Use reverse CFG numbering to alter control flow

david2050 marked 6 inline comments as done.Dec 6 2016, 5:28 PM
dberlin added inline comments.Dec 6 2016, 10:41 PM
lib/Transforms/Scalar/ADCE.cpp
601 ↗(On Diff #80516)

I think you should just be able to output the PO iterator on Inverse<F> into an array, no?

I would just add

template <class T>
po_iterator<T> inverse_po_begin(const T &G) { return po_iterator<Inverse<T>>::begin(G); }
template <class T>
po_iterator<T> inverse_po_end  (const T &G) { return po_iterator<Inverse<T>>::end(G); }

template <class T> iterator_range<po_iterator<T>> inverse_post_order(const T &G) {
  return make_range(inverse_po_begin(G), inverse_po_end(G));
}

To PostOrderIterator.h
Then you can just use a nice range loop to fill in the numbers wherever you want them.
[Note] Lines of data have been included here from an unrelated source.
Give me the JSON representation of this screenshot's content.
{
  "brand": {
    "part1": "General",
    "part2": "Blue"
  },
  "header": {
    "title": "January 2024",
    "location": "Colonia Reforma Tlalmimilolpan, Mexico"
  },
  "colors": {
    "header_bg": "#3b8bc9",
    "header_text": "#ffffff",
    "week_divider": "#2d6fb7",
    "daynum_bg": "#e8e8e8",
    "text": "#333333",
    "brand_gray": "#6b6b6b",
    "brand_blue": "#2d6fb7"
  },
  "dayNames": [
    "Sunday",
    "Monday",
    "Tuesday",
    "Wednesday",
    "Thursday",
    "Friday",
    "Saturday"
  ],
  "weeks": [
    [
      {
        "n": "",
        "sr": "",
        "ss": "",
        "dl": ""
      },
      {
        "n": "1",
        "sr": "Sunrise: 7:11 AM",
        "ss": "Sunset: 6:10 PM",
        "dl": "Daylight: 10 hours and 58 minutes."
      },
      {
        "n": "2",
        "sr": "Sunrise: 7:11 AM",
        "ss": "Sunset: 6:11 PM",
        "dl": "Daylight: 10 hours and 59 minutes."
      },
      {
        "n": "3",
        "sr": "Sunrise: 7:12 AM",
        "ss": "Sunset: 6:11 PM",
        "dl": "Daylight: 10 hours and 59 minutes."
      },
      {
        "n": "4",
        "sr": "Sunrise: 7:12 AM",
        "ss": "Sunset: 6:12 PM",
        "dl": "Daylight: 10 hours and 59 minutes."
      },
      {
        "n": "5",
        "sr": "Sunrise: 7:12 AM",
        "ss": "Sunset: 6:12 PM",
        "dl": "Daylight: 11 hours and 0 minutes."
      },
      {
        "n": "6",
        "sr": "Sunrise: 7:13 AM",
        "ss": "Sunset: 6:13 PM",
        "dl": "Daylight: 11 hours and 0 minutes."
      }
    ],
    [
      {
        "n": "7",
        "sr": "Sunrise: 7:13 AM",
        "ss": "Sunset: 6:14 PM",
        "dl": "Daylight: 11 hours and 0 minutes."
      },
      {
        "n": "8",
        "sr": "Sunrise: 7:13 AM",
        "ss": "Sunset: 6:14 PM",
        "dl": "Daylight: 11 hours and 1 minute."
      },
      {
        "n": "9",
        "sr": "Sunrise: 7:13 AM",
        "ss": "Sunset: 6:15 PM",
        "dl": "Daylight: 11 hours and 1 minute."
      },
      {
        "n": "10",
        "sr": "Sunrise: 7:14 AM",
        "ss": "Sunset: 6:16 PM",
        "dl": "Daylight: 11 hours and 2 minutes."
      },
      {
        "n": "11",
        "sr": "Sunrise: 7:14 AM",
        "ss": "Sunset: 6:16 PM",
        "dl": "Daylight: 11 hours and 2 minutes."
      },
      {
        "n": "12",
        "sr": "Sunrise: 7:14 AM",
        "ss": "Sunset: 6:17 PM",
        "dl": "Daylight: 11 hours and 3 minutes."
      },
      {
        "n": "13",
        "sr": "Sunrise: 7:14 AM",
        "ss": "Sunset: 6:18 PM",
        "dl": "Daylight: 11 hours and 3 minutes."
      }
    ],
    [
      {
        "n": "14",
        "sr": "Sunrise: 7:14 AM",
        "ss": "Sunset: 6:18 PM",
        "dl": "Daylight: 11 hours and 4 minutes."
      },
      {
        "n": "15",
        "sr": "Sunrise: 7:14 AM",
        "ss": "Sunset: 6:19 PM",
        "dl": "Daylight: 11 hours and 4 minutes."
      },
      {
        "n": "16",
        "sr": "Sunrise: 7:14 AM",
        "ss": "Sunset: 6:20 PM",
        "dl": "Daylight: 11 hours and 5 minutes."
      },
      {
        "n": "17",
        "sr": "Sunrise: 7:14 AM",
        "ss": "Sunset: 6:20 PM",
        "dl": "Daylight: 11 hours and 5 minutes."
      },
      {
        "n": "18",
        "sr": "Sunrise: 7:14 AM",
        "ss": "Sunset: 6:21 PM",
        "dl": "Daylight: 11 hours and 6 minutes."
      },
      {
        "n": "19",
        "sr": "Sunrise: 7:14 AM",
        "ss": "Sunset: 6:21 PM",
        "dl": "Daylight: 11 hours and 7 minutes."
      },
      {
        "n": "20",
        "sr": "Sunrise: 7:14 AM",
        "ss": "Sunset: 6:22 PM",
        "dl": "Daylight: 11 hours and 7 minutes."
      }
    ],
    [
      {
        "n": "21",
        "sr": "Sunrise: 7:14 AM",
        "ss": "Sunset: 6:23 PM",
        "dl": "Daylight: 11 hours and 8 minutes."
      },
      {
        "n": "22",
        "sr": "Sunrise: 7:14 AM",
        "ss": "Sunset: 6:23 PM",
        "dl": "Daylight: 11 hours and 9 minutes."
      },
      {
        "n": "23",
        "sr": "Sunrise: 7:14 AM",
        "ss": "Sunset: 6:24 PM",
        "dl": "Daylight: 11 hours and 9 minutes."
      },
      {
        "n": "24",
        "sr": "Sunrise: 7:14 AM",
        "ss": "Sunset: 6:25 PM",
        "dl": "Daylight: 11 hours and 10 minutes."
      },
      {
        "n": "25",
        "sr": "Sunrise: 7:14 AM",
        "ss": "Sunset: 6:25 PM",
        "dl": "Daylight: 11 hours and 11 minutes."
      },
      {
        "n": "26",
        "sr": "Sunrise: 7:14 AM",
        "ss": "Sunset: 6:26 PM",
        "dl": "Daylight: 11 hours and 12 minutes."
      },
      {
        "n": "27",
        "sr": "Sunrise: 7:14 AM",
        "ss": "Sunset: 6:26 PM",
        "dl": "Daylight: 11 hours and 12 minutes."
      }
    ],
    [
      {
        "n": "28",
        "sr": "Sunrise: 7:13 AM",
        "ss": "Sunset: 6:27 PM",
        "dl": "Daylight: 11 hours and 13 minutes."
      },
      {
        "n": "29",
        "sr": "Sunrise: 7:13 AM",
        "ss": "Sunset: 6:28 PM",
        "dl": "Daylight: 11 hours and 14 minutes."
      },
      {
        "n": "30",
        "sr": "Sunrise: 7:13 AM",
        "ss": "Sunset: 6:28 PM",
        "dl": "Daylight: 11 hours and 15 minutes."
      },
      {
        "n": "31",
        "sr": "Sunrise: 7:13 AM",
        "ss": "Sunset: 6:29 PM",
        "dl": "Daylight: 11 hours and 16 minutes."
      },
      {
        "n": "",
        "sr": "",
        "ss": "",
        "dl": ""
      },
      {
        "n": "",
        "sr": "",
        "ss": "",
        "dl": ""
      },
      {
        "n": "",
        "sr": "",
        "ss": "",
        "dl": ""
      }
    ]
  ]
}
david2050 updated this revision to Diff 80609.Dec 7 2016, 9:07 AM

use existing inverse_post_order

david2050 added inline comments.Dec 7 2016, 9:08 AM
lib/Transforms/Scalar/ADCE.cpp
601 ↗(On Diff #80516)

Thanks for reminding me. These macros already are defined in in the header. We still need the loop to find all nodes without successors right, because there could be multiple returns/

david2050 updated this revision to Diff 80611.Dec 7 2016, 9:10 AM

remove unused declarations

Skimming through it it LGTM as well. Thanks!

mehdi_amini accepted this revision.Dec 13 2016, 8:42 AM
mehdi_amini edited edge metadata.
This revision is now accepted and ready to land.Dec 13 2016, 8:42 AM
This revision was automatically updated to reflect the committed changes.